Le design et la cuisine se côtoient peu. En France, le design culinaire fait pourtant tranquillement son entrée chez les traiteurs et dans les galeries. Ici, il suscite surtout la curiosité. Rencontre avec Delphine Huguet, une pionnière de la nouvelle discipline, de passage à Montréal pour l'inauguration du laboratoire culinaire de la SAT.

Pendant sa résidence de deux mois à la SAT, Delphine Huguet travaillera sur son projet MEGA Beat Dessert, qui sera ensuite diffusé dans l'espace immersif situé au nouvel étage de l'édifice de la SAT. Pour créer ce «dessert technologique» à base de fécule de maïs (matière non-newtonienne), l'artiste utilisera non pas un fouet, mais des fréquences sonores impalpables. Elle créera ainsi une bande sonore utilisant différents types de fréquences pour rythmer l'ajout des ingrédients, jusqu'à l'obtention d'un dessert... comestible.

Contrairement à d'autres créateurs culinaires, Delphine Huguet propose toujours des oeuvres qui se mangent, par amour pour la bouffe, mais aussi par soucis écologique.

«Le problème avec le design, c'est que, de manière générale dans notre société, on produit beaucoup trop. Qu'est-ce qu'on fait avec tous ces objets? Avec le design culinaire, je suis libre de produire autant que je veux, puisque ce sera ingéré.»

L'artiste aime bien l'idée que ses créations fassent corps avec le spectateur ou le client. «Il y a un rapport hyper personnel et sensuel, puisque le spectateur mange mon travail!»

En plus de participer à de nombreuses expos et résidences internationales (après Montréal, elle s'envole au Japon), la designer a réalisé plusieurs contrats pour des entreprises très diverses.
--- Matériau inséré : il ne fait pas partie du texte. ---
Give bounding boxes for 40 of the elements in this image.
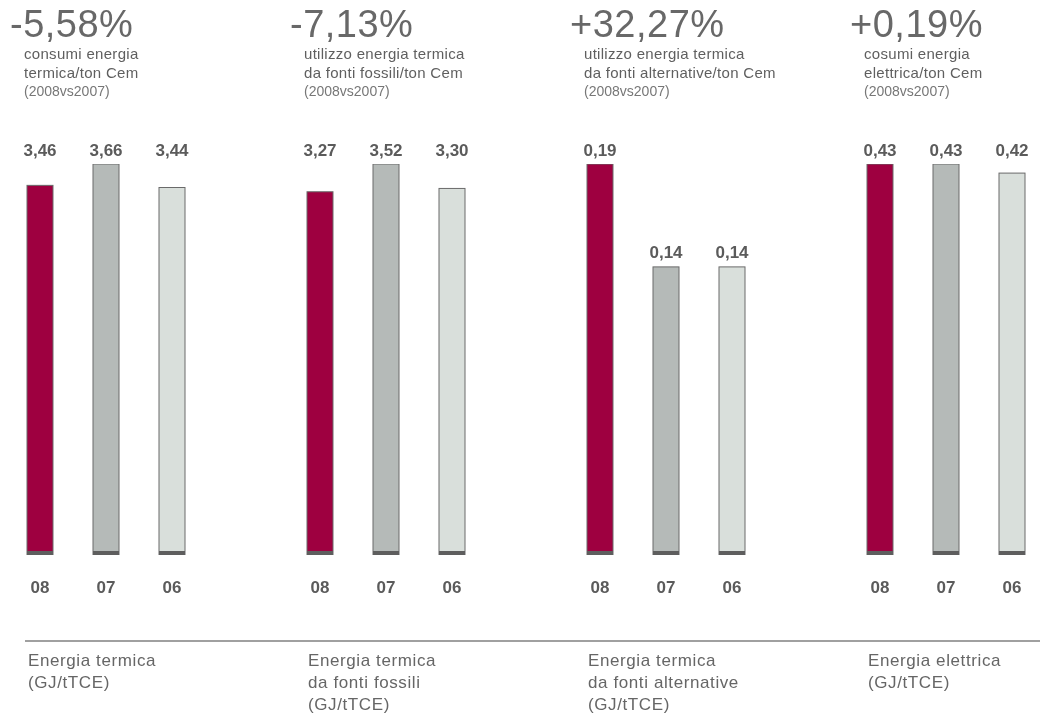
data-label: 0,14: [649, 242, 684, 262]
x-tick-label: 06: [162, 578, 182, 598]
data-label: 3,66: [89, 141, 123, 160]
chart-subtitle: consumi energia termica/ton Cem: [24, 44, 139, 82]
text: (2008vs2007): [304, 82, 391, 100]
x-tick-label: 08: [870, 578, 890, 598]
x-axis-title: Energia termica da fonti fossili (GJ/tTCE): [308, 650, 437, 716]
chart-title: -7,13%: [290, 3, 414, 45]
chart-title: +32,27%: [570, 3, 725, 45]
x-tick-label: 07: [656, 578, 676, 598]
x-tick-label: 07: [936, 578, 956, 598]
data-label: 0,43: [929, 141, 963, 160]
text: (2008vs2007): [584, 82, 671, 100]
x-tick-label: 08: [590, 578, 610, 598]
x-tick-label: 06: [1002, 578, 1022, 598]
data-label: 3,52: [369, 141, 403, 160]
x-axis-title: Energia elettrica (GJ/tTCE): [868, 650, 1002, 694]
data-label: 3,46: [23, 141, 57, 160]
text: (2008vs2007): [864, 82, 951, 100]
data-label: 3,44: [155, 141, 190, 160]
x-tick-label: 06: [442, 578, 462, 598]
chart-subtitle: cosumi energia elettrica/ton Cem: [864, 44, 983, 82]
data-label: 0,42: [995, 141, 1029, 160]
chart-subtitle: utilizzo energia termica da fonti fossili/ton Cem: [304, 44, 465, 82]
data-label: 3,30: [435, 141, 469, 160]
x-tick-label: 07: [376, 578, 396, 598]
data-label: 0,14: [715, 242, 750, 262]
x-tick-label: 06: [722, 578, 742, 598]
x-tick-label: 08: [30, 578, 50, 598]
data-label: 3,27: [303, 141, 337, 160]
chart-subtitle: utilizzo energia termica da fonti alternative/ton Cem: [584, 44, 776, 82]
chart-title: +0,19%: [850, 3, 983, 45]
data-label: 0,19: [583, 141, 617, 160]
x-tick-label: 07: [96, 578, 116, 598]
x-axis-title: Energia termica da fonti alternative (GJ/tTCE): [588, 650, 739, 716]
data-label: 0,43: [863, 141, 897, 160]
x-tick-label: 08: [310, 578, 330, 598]
x-axis-title: Energia termica (GJ/tTCE): [28, 650, 157, 694]
text: (2008vs2007): [24, 82, 111, 100]
chart-title: -5,58%: [10, 3, 134, 45]
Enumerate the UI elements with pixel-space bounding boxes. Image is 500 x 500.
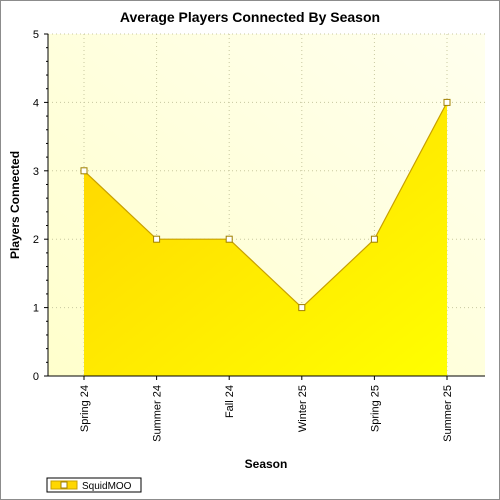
y-tick-label: 2 [33, 234, 39, 246]
y-tick-label: 4 [33, 97, 39, 109]
chart-title: Average Players Connected By Season [120, 9, 380, 25]
x-tick-label: Spring 24 [79, 385, 91, 432]
x-axis-ticks: Spring 24 Summer 24 Fall 24 Winter 25 Spring… [79, 376, 454, 442]
area-series [83, 102, 448, 377]
area-fill [84, 102, 447, 377]
data-point-marker [153, 235, 161, 243]
x-tick-label: Winter 25 [297, 385, 309, 432]
y-tick-label: 1 [33, 303, 39, 315]
axes [47, 34, 485, 377]
legend: SquidMOO [46, 477, 142, 493]
x-axis-label: Season [245, 457, 288, 471]
legend-marker-icon [60, 481, 68, 489]
y-tick-label: 0 [33, 371, 39, 383]
data-point-marker [225, 235, 233, 243]
y-tick-label: 5 [33, 29, 39, 41]
series-line [83, 102, 448, 309]
y-axis-label: Players Connected [8, 151, 22, 259]
data-point-marker [370, 235, 378, 243]
x-tick-label: Summer 24 [152, 385, 164, 442]
x-tick-label: Fall 24 [224, 385, 236, 418]
y-axis-ticks: 0 1 2 3 4 5 [33, 29, 48, 383]
data-point-marker [298, 304, 306, 312]
data-markers [80, 98, 451, 312]
x-tick-label: Summer 25 [442, 385, 454, 442]
y-tick-label: 3 [33, 166, 39, 178]
x-tick-label: Spring 25 [369, 385, 381, 432]
data-point-marker [443, 98, 451, 106]
data-point-marker [80, 167, 88, 175]
legend-label: SquidMOO [82, 481, 132, 492]
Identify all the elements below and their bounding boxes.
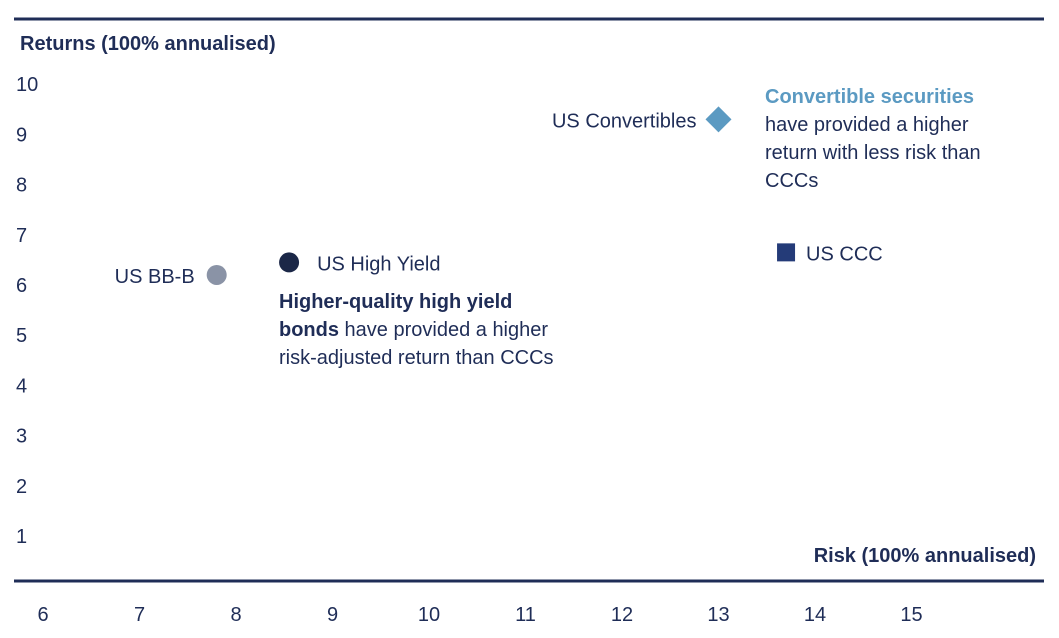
y-tick-label: 1 [16, 526, 27, 548]
y-tick-labels: 1 2 3 4 5 6 7 8 9 10 [16, 74, 38, 548]
point-label-us-bb-b: US BB-B [115, 266, 195, 288]
x-axis-title: Risk (100% annualised) [814, 545, 1036, 567]
x-tick-label: 12 [611, 604, 633, 626]
y-tick-label: 2 [16, 476, 27, 498]
convertibles-annotation: Convertible securities have provided a h… [765, 86, 981, 192]
y-axis-title: Returns (100% annualised) [20, 33, 276, 55]
y-tick-label: 9 [16, 124, 27, 146]
high-yield-annotation-bold: bonds [279, 319, 339, 341]
y-tick-label: 6 [16, 275, 27, 297]
high-yield-annotation-line2: bonds have provided a higher [279, 319, 548, 341]
high-yield-annotation-line1: Higher-quality high yield [279, 291, 512, 313]
point-us-bb-b [206, 264, 227, 285]
x-tick-label: 9 [327, 604, 338, 626]
point-labels: US BB-B US High Yield US Convertibles US CC… [115, 110, 883, 288]
high-yield-annotation-rest: have provided a higher [339, 319, 548, 341]
y-tick-label: 10 [16, 74, 38, 96]
x-tick-label: 13 [707, 604, 729, 626]
y-tick-label: 5 [16, 325, 27, 347]
high-yield-annotation-line3: risk-adjusted return than CCCs [279, 347, 554, 369]
point-us-convertibles [705, 106, 732, 133]
y-tick-label: 7 [16, 225, 27, 247]
y-tick-label: 3 [16, 426, 27, 448]
y-tick-label: 8 [16, 175, 27, 197]
y-tick-label: 4 [16, 375, 27, 397]
point-us-ccc [777, 243, 796, 262]
point-label-us-ccc: US CCC [806, 243, 883, 265]
point-us-high-yield [279, 252, 300, 273]
point-label-us-convertibles: US Convertibles [552, 110, 697, 132]
convertibles-annotation-line2: return with less risk than [765, 142, 981, 164]
data-points [206, 106, 796, 285]
x-tick-label: 11 [515, 604, 536, 626]
point-label-us-high-yield: US High Yield [317, 253, 440, 275]
x-tick-label: 6 [37, 604, 48, 626]
convertibles-annotation-heading: Convertible securities [765, 86, 974, 108]
x-tick-label: 10 [418, 604, 440, 626]
x-tick-labels: 6 7 8 9 10 11 12 13 14 15 [37, 604, 922, 626]
high-yield-annotation: Higher-quality high yield bonds have pro… [279, 291, 554, 369]
x-tick-label: 14 [804, 604, 826, 626]
x-tick-label: 15 [900, 604, 922, 626]
x-tick-label: 8 [230, 604, 241, 626]
convertibles-annotation-line3: CCCs [765, 170, 818, 192]
convertibles-annotation-line1: have provided a higher [765, 114, 969, 136]
x-tick-label: 7 [134, 604, 145, 626]
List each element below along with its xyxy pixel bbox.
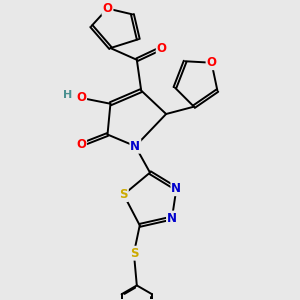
Text: H: H: [63, 90, 73, 100]
Text: N: N: [171, 182, 182, 195]
Text: S: S: [130, 247, 138, 260]
Text: O: O: [206, 56, 217, 69]
Text: N: N: [167, 212, 177, 224]
Text: O: O: [157, 42, 167, 55]
Text: O: O: [76, 138, 86, 151]
Text: O: O: [103, 2, 112, 15]
Text: N: N: [130, 140, 140, 153]
Text: S: S: [119, 188, 128, 201]
Text: O: O: [76, 92, 86, 104]
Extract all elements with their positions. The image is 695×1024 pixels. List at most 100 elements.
Elle a par exemple imaginé une «carte postale gourmande» pour l'ouverture de la saison touristique du Comité régional du Limousin. La salle de spectacle L'International de Paris lui a inspiré des drapeaux comestibles aux saveurs de chaque pays (hareng et myrtilles pour la Suède, saucisse fumée et pomme pour l'Allemagne, wasabi et mûre pour le Japon).

À l'occasion de la sortie du livre Field Notes From a Catastrophe d'Elizabeth Kolbert, elle a réalisé un buffet ludique sur le thème du réchauffement climatique. Il y avait par exemple un dessert représentant la planète Terre. «Après avoir brisé le biscuit à coups de maillet, les convives se délecteront de la planète jusqu'à n'en plus laisser une miette. Ce dessert est accompagné d'une tisane aux vertus apaisantes...» peut-on lire sur le site de l'artiste (huguetpourebullition.ultra-book.com).

Delphine Huguet a étudié à l'École supérieure d'art et de design de Reims. Elle a été particulièrement marquée par l'enseignement de Marc Bretillot et par le travail de Stéphane Bureaux. Ces deux designers culinaires sont parmi les premiers à avoir exploré cette discipline. On retrouve donc un petit noyaux de créateurs en France et quelques artistes éparpillés un peu partout: Hollande (Mariej Vogelzang), Japon (Ayako Suwa), Espagne, Québec (Diane Leclair Bisson, avec son fascinant projet de contenants comestibles).

«La cuisine est la dernière discipline à ne pas avoir eu accès au design, déclarait Marc Bretillot, dans un entretien que l'on peut lire sur son site. On ne se pose pas la question quand un éditeur de meubles fait appel à un designer pour concevoir une chaise. Dans les métiers de bouche, ce n'est pas encore vraiment accepté même si cela suscite beaucoup de curiosité chez les grands chefs. C'est dû au corporatisme et au poids de la tradition.»

Il arrive d'ailleurs que Delphine Huguet se heurte à quelques esprits moins ouverts, lorsque vient, par exemple, le moment d'expliquer ses concepts aux traiteurs qui doivent réaliser la chose. Heureusement, une nouvelle génération de traiteurs plus créatifs est en train de voir le jour en France.

Chez nous, le nouveau laboratoire culinaire de la SAT, qui sera également un lieu d'expérimentation pour les chefs québécois, les mixologues et les chercheurs universitaires devrait développer une certaine curiosité pour cet «art» de l'éphémère en émergence.